Bibb County commissioner Lonzy Edwards thinks he may have a key ingredient to budgeting success for next year.

"Make sure that we have gotten all the fat out of our budget and if we have more people than we need to, we'll need to deal with that as well," said Edwards. 

Bibb County Commission Chairman Sam Hart says they'd look at possibly reorganizing some job responsibilities, offering early retirement, and closing positions when they become vacant. 


Edwards suggested the county look at zero-based budgeting as well.

Monday, commissioners along with elected leaders and department heads, listened to a presentation outlining what that budgeting system would require.

Under that system, the county would first decide which programs and services they want to offer for the upcoming year, then budget the money for them.


Several commissioners and elected officials said they didn't support the move.  Edwards disagreed.

Commissioners have begun to discuss what they call "right-sizing" government, or eliminating positions.



According to the county's human resources department, right now the county has budgeted for 821 full-time positions, with 766 of those jobs filled.

Last year when the city of Macon performed what it called "right-sizing" it resulted in 67 vacant jobs, and 31 of those were layoffs.

"I don't mean to suggest we're gonna be dealing with layoffs or furloughs or anything of that kind, but there may be other options that we can use to get to that result," said Edwards.

Hart thinks a study of the county could give a better picture of how well it's running.

"We need for somebody to come in and do an analysis of the various departments to see how we function compared to other communities outside and how effectively we function," said Hart.

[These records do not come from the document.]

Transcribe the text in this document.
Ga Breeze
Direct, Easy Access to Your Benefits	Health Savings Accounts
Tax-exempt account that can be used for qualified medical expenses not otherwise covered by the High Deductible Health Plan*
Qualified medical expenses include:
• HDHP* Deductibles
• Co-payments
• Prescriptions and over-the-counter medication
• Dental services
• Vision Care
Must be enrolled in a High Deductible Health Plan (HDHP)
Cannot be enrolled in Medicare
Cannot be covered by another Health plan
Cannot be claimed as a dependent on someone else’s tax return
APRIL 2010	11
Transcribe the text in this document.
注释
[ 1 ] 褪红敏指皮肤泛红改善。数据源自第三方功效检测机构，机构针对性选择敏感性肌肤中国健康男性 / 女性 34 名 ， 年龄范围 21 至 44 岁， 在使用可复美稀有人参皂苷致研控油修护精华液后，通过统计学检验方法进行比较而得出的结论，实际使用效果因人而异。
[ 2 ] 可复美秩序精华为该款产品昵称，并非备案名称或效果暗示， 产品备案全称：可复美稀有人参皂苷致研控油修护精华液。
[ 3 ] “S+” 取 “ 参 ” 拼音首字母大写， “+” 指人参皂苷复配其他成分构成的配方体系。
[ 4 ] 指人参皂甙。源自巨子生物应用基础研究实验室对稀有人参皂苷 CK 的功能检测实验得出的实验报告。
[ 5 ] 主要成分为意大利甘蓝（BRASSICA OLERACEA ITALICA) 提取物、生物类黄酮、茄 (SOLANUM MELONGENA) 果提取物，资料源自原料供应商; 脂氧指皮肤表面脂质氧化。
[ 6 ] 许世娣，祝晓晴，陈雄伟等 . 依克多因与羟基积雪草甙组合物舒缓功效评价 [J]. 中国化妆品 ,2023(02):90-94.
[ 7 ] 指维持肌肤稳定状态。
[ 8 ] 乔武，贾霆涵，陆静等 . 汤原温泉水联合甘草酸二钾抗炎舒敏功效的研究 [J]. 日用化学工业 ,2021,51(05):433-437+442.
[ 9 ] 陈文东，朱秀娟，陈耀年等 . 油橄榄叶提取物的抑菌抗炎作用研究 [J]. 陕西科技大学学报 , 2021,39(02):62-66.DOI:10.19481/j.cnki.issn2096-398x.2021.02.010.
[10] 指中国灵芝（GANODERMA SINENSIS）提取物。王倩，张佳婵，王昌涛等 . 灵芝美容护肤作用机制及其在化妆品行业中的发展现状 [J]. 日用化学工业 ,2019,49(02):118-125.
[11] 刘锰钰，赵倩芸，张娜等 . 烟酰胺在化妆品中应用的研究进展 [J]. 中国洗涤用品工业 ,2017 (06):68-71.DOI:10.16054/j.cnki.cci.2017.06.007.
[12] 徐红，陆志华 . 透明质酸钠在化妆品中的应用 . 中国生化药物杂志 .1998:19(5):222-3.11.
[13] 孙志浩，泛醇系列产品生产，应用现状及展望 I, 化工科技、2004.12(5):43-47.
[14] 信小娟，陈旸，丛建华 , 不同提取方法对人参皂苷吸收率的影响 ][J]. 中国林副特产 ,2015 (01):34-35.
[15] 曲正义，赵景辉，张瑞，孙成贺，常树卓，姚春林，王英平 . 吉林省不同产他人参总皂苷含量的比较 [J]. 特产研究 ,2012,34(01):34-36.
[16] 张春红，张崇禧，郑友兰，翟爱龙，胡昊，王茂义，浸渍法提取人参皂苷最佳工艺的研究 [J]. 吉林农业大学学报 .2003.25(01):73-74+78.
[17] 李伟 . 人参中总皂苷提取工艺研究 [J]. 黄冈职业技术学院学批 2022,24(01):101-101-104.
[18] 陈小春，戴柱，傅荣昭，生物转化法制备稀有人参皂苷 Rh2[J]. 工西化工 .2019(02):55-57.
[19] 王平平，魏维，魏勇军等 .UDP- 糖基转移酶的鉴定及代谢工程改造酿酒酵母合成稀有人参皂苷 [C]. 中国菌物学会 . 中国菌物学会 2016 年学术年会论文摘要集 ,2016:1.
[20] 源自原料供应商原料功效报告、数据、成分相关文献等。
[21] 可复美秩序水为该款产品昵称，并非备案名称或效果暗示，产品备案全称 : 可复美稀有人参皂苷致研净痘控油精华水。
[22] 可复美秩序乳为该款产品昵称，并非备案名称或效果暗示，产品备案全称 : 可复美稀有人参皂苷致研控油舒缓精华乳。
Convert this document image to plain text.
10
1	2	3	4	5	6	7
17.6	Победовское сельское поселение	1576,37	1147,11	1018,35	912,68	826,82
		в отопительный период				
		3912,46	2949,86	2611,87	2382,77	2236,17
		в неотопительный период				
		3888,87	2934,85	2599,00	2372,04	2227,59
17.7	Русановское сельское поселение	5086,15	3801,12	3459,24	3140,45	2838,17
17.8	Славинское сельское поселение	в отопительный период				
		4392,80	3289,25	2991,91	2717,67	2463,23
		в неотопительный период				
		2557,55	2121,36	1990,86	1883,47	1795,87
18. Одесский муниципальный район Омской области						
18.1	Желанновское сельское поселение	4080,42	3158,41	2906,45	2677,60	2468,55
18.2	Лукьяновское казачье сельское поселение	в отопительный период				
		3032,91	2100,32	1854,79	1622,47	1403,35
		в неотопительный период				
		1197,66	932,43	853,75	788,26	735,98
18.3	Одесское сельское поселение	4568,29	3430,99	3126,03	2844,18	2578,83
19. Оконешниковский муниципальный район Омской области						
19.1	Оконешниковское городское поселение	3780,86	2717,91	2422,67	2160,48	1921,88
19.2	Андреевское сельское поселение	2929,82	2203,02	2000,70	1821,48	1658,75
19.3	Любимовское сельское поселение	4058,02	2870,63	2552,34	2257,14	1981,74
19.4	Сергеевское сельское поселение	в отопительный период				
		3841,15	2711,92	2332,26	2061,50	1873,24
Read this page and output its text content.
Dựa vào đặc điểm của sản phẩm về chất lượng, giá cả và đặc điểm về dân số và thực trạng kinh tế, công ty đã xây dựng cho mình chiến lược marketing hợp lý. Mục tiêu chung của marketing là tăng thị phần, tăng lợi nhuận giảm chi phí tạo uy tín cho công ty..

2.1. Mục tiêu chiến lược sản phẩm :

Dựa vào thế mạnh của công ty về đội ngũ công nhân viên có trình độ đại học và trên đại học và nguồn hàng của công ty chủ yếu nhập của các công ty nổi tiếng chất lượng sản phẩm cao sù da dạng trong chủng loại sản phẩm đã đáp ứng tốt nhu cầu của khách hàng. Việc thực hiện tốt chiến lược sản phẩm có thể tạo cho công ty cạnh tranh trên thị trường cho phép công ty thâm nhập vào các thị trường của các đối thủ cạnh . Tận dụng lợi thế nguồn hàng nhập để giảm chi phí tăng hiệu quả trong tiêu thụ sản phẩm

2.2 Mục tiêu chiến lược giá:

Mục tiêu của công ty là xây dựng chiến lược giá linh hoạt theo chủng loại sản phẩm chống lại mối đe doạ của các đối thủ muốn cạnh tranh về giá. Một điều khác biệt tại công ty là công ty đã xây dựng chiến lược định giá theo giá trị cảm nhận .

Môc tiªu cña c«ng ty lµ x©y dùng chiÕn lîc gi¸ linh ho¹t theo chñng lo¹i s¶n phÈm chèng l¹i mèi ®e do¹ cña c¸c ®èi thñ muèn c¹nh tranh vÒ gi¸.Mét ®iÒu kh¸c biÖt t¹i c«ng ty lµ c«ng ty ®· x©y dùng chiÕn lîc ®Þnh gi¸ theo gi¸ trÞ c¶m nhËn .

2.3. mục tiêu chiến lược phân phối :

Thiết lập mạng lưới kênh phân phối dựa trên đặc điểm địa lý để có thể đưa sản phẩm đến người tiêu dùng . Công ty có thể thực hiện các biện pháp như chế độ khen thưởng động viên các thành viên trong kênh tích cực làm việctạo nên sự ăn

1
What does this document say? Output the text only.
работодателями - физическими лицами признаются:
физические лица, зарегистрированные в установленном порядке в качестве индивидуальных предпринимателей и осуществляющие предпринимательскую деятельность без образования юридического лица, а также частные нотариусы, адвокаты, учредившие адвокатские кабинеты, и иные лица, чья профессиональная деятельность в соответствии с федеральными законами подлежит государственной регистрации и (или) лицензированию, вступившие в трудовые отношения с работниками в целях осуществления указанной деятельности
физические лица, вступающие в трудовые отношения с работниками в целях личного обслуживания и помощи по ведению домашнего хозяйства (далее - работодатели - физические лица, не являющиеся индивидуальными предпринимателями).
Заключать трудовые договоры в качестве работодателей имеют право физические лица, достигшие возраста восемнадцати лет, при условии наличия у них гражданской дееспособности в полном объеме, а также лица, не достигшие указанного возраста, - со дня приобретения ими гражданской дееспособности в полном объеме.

Hart says the county won't make any final decisions until after Macon and Bibb finish service delivery negotiations.  Service delivery is deciding what agency provides which services to the community.


Still, without some new ways to cut back on spending, Edwards says you'll have hard time convincing him to lay the shortfall at the feet of taxpayers.


"The bottom line is, these are tough times, the tough times affect everybody including government, and the last thing any of us want to do is raise taxes unnecessarily," he said.